This Industry Viewpoint was authored by Sergiu Nedevschi, Co-Founder & CSO at Tarana Wireless
Fixed wireless access (FWA) networks have long been used to provide basic internet service in areas with no fiber or coax infrastructure. Unfortunately, these legacy FWA solutions are significantly challenged by the obstructions pervasive in most residential neighborhoods, which block wireless signals and severely limit these networks’ utility as demand for faster internet service continues to rise. These obstructionscome in a wide variety of forms, including buildings and other structures, trees, moving vehicles, and terrain features. Data gathered over many years by the mobile network industry indicates that roughly 90% of all suburban link pathways beyond 350 yards from a tower will be obstructed. This is referred to as a non line of sight (NLoS) connection rather than line of sight (LoS).
NLoS propagation significantly lowers link reliability, speed, and range for legacy FWA systems. These shorter distances decrease the coverage area that a single base station can serve while increasing costs, as more base stations and tower sites are required for a given coverage objective. Slower link speeds also limit the service tiers operators can provide to customers and corresponding average revenue per user.
NLoS connections attempted with legacy FWA technology are also much more susceptible to degradation from changing conditions, such as trees moving in the wind. As a result, maintaining customer satisfaction and performance consistency are often very difficult with these networks. FWA is unlike mobile networks, where you can move your phone to somewhere with a stronger, more reliable signal. Unfortunately, you cannot easily move your home if the connection is poor.
A good fixed wireless system needs an approach to dealing with NLoS, since chopping down trees or moving your neighbor’s house to get rid of obstacles is not often practical. In addition, moving base stations closer to target homes in the hope of getting clear lines of sight is rarely viable, due to either limited site availability or the high cost per household served by building large numbers of sites.
Next generation fixed wireless access (ngFWA) networks overcome a majority of the challenges associated with NLoS links by leveraging a distributed massive multiple-input, multiple-out (DM-MIMO) architecture at the base node (BN) on the tower and the remote node (RN) on the subscriber’s home.
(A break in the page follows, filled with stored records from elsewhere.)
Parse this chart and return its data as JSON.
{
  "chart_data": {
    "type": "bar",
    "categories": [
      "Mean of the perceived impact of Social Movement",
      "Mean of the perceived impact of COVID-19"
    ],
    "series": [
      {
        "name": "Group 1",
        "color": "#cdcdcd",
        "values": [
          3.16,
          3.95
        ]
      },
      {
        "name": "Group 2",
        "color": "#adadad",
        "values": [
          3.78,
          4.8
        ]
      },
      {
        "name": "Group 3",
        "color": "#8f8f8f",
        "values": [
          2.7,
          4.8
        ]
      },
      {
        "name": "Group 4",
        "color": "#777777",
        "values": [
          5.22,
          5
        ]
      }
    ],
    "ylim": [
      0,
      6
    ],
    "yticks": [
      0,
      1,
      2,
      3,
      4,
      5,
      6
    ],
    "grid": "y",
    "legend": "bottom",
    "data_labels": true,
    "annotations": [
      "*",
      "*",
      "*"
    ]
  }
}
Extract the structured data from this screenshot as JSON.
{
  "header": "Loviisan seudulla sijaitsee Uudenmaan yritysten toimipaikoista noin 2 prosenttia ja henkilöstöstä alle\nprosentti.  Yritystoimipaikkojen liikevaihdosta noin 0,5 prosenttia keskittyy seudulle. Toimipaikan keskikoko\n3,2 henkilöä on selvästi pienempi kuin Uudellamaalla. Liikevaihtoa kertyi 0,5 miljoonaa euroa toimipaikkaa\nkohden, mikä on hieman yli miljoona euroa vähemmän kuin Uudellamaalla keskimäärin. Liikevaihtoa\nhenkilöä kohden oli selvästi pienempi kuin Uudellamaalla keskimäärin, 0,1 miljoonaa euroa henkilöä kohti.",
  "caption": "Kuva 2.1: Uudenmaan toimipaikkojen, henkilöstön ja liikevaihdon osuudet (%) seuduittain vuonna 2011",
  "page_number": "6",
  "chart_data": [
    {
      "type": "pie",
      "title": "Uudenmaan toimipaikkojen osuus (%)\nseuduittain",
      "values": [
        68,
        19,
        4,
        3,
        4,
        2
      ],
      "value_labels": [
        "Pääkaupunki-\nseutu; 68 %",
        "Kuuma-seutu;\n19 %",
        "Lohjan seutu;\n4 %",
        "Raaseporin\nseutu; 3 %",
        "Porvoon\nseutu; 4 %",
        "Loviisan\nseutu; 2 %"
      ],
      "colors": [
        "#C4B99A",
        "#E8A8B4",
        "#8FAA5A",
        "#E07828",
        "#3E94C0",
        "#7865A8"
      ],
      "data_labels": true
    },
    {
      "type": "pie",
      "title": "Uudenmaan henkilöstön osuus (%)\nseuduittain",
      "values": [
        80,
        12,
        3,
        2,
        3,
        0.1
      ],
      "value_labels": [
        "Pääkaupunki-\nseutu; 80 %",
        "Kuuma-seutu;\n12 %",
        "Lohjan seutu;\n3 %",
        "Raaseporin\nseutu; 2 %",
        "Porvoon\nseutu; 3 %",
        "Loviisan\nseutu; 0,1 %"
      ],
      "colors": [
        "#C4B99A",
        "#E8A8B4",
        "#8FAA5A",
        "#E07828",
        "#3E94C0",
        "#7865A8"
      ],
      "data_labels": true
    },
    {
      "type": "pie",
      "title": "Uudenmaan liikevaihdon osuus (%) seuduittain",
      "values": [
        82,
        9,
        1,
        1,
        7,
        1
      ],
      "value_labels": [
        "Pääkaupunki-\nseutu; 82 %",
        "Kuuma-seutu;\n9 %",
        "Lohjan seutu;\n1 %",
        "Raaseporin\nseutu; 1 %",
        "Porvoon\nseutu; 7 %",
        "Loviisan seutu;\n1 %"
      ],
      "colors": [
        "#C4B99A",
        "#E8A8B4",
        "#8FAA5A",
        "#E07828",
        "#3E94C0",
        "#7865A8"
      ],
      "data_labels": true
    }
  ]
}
In this approach each device has many independent antennas that can be used in combination to shape the best link transmission patterns between them.
These patterns involve a signal processing technique known generally as beamforming, which uses discrete elements in the antenna arrays of the BN and the RN to direct radio energy along the most productive paths between them. This increases aggregate signal strength “harvested” by the receiver, and the impact of attenuation or self-interference is reduced. ngFWA uses a new class of unique beamforming approaches in a closed-loop process, in which the BN and the RN work collaboratively over time to find and maintain the best beamforming solution to provide improved link throughput, stability, reliability, and low latency.
A key requirement for ngFWA is the ability to transmit a pattern optimized along the three essential dimensions of space, time, and frequency to make the most of current conditions in the “channel” between BN and RN. The counterpart to optimized transmission from ngFWA beamforming involves the multiple antenna arrays on the receiver pulling the signal from various angles of arrival, delays, amplitude, and phases to combine multipath signals and reconstruct the original signal with very high fidelity. This essentially perfect reconstruction of multipath signals results in a stronger link because all available energy is being used, and it is essential to leveraging diffraction and reflection around objects that would otherwise obstruct the signal.
All these features work together to achieve reliable, stable, and high-speed links that cover never-before seen distances for non-line of sight, line of sight, or near line of sight. With ngFWA, links that were not possible before are now achievable, which means wireless providers can offer faster, more reliable service to a broader customer base with lower costs of infrastructure by significantly reducing the need to build new towers or install more base stations.